Visual Studio doesn't show validation errors in the OUTPUT window when you build the project. Visual Studio reports errors and warnings in the ERRORLIST window as they occur. Visual Studio also reports validation errors by showing wavy underlines (known as squiggles) of different colors in the code and text editor. These marks notify you of problems that Visual Studio detected in your code. For more information, see Code and Text Editor. For more information about how to enable or disable validation, see the following topics:

To review the validation rules of the XML manifest file in your project, see Apps for Office XML manifest overview.

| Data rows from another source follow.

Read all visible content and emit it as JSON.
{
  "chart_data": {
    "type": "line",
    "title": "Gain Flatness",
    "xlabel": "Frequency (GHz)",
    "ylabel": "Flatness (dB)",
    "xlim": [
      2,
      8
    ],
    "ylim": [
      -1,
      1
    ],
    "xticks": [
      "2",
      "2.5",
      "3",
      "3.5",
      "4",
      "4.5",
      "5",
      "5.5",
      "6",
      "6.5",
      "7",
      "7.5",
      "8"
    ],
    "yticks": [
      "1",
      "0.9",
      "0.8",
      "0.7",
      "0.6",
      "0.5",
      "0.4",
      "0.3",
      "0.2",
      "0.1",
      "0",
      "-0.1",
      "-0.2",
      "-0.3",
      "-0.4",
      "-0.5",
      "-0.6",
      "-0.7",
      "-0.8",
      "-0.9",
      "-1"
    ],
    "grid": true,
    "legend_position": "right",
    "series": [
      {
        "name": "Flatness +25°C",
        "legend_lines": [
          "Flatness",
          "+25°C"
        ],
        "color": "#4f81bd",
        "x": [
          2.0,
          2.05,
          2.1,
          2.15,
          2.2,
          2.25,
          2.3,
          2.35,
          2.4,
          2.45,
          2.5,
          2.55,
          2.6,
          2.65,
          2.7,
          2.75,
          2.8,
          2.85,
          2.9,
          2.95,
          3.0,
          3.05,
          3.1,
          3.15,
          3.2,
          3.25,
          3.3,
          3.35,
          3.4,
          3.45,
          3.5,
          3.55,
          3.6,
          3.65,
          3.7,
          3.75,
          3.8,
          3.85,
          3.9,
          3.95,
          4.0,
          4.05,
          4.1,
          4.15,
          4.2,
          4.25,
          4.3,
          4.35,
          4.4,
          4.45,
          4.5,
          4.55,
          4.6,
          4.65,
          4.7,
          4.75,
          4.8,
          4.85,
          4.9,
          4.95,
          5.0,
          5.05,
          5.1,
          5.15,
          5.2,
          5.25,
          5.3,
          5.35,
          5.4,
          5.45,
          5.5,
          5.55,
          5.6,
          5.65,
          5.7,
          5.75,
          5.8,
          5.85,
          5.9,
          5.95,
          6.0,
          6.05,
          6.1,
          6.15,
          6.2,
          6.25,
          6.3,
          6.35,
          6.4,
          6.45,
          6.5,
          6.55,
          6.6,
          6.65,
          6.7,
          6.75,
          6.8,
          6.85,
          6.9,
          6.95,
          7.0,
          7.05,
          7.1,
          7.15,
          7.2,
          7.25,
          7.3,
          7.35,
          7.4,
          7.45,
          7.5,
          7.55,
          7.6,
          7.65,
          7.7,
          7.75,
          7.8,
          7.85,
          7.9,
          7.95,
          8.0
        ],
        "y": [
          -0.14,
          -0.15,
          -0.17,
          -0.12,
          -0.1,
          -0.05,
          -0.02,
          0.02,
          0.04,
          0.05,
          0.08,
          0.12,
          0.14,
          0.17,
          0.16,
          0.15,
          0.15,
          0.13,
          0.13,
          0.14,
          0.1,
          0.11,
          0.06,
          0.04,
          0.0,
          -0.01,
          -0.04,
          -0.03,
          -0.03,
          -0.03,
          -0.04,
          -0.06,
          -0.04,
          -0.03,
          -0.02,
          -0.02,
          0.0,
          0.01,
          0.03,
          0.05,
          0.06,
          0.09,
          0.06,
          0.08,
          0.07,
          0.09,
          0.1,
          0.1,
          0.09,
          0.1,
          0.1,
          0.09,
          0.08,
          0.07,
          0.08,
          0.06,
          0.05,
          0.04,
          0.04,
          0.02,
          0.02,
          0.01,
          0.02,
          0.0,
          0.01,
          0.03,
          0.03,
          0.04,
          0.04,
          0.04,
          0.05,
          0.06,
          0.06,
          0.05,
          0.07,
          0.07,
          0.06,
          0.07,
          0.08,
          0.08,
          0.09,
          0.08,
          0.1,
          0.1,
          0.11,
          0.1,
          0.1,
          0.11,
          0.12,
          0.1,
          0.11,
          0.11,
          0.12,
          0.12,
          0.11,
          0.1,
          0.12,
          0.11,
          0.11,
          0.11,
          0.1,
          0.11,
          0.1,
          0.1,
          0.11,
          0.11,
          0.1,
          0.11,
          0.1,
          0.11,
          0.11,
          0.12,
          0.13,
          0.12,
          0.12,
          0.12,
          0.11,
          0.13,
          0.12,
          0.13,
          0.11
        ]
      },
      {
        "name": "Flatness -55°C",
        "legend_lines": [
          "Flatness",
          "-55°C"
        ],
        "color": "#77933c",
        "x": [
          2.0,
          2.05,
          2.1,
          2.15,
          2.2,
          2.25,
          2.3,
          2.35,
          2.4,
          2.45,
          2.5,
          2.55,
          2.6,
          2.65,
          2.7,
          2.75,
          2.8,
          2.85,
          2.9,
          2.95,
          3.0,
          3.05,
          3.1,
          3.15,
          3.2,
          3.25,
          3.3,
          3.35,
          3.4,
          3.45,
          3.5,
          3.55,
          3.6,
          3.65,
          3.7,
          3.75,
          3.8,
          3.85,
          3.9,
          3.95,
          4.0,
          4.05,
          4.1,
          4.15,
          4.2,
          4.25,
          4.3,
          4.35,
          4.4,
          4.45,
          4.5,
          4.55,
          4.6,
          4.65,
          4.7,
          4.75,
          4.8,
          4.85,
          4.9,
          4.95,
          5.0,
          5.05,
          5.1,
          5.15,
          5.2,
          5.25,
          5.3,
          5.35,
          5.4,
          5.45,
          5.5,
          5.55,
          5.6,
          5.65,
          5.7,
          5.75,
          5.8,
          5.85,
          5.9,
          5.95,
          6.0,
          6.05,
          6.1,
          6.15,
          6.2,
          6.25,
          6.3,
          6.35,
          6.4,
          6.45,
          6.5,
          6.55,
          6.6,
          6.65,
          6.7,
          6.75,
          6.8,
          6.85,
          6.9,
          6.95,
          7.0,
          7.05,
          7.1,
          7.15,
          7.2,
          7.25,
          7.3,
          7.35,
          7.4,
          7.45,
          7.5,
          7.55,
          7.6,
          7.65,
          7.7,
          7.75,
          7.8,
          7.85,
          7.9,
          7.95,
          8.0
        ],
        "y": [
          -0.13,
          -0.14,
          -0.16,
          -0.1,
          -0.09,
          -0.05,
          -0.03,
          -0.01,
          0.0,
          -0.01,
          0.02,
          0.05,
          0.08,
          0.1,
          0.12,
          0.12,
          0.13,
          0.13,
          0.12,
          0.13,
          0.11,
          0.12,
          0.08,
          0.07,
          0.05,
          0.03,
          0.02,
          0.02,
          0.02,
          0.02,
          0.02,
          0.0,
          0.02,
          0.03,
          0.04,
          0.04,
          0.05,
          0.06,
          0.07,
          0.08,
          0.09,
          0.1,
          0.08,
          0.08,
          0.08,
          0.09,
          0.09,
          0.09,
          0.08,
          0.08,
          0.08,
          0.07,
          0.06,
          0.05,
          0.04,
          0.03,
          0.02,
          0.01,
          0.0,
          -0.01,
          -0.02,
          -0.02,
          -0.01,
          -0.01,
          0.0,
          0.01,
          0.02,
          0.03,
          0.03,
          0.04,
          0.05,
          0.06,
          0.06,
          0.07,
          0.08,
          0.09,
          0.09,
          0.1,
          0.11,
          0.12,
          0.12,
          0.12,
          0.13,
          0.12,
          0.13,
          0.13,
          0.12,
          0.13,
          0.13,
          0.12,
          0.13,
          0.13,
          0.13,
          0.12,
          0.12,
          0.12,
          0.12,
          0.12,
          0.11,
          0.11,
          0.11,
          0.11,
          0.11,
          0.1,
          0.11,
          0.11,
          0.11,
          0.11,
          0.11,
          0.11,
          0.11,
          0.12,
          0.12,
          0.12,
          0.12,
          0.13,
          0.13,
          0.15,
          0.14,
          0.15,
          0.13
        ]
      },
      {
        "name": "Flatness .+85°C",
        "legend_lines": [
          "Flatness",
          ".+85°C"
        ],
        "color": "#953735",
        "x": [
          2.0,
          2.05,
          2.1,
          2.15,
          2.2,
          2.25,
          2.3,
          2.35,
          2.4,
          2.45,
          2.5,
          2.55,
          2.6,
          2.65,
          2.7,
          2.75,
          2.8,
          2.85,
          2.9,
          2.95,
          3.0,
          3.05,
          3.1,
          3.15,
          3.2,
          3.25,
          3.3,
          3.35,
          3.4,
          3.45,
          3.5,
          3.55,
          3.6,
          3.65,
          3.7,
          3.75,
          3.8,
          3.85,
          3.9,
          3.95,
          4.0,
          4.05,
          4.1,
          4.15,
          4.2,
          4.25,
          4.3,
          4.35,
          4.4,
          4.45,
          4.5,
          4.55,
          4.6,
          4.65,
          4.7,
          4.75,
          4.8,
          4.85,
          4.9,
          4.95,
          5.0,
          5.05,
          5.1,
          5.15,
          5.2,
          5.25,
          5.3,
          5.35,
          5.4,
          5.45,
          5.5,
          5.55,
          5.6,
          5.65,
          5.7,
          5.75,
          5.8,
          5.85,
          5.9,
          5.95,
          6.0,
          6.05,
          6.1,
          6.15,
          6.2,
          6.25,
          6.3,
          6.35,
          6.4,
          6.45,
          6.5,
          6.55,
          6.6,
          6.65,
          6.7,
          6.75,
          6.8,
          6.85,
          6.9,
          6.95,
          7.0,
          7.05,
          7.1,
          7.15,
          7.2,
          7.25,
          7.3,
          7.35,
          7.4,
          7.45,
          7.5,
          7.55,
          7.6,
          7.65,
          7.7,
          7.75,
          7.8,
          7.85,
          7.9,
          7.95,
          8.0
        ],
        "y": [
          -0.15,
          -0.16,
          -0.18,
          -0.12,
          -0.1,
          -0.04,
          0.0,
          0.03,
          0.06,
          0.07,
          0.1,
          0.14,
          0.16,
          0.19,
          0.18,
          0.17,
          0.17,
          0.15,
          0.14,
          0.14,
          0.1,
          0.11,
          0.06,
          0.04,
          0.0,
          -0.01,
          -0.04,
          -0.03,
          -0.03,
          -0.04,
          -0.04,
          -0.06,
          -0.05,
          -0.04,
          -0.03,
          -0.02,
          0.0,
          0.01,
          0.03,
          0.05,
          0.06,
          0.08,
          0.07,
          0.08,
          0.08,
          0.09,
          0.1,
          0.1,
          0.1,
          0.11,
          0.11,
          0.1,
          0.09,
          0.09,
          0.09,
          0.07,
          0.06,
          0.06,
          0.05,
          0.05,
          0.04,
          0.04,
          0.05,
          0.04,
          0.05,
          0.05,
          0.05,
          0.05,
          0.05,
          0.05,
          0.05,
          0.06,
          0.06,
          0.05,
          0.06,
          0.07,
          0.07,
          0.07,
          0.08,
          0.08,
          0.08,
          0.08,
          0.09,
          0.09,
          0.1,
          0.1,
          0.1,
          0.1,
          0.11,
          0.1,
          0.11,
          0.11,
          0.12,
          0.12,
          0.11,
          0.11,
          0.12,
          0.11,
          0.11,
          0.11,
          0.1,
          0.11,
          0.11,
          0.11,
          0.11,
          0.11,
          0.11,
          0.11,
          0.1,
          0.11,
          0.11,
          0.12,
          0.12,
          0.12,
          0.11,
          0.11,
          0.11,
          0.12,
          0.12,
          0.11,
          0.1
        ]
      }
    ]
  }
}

Show an app in Excel, Word, or Project and step through your code

If you set the Start Document property of the app project to Excel or Word, Visual Studio creates a new document and the app appears. If you set the Start Document property of the app project to use an existing document, Visual Studio opens the document, but you have to insert the app manually. If you set the Start Document to Microsoft Project, you also have to insert the app manually.

To show an app for Office in Excel or Word

  1. In Excel or Word, on the Insert tab, choose Apps for Office.

  2. In the list that appears, choose your app.

To show an app for Office in Project

  1. In Project, on the Project tab, choose Apps for Office.

  2. In the list that appears, choose your app.

In Visual Studio, you can then set break-points. Then, as you interact with your app and step through the code in your HTML, JavaScript, and C# or VB code files.

Show the mail app in Outlook and step through your code

To view the app in Outlook, open an email message or appointment item.

Outlook activates the app for the item as long as the activation criteria are met. The app bar appears at the top of the Inspector window or Reading Pane, and your mail app appears as a button in the app bar.

To view your mail app, choose the button for your mail app.

In Visual Studio, you can set break-points. Then, as you interact with your mail app and step through the code in your HTML, JavaScript, and C# or VB code files.

You can also change your code and review the effects of those changes in your mail app without having to close the Office app and start the project again. In Outlook, just open the shortcut menu for the mail app, and then choose Reload.

Modify code and continue to debug the app without having to start the project again

You can change your code and review the effects of those changes in your app without having to close the host application and start the project again. After you change your code, open the shortcut menu for the app, and then choose Reload. When you reload the app it becomes disconnected with the Visual Studio debugger. Therefore, you can view the effects of your change, but you cannot step through your code again until you attach the Visual Studio debugger to all of the available Iexplore.exe processes.

To attach the Visual Studio debugger to all of the available Iexplore.exe processes

  1. In Visual Studio, choose DEBUG, Attach to Process.

  2. In the Attach to Process dialog box, choose all of the available Iexplore.exe processes, and then choose the Attach button.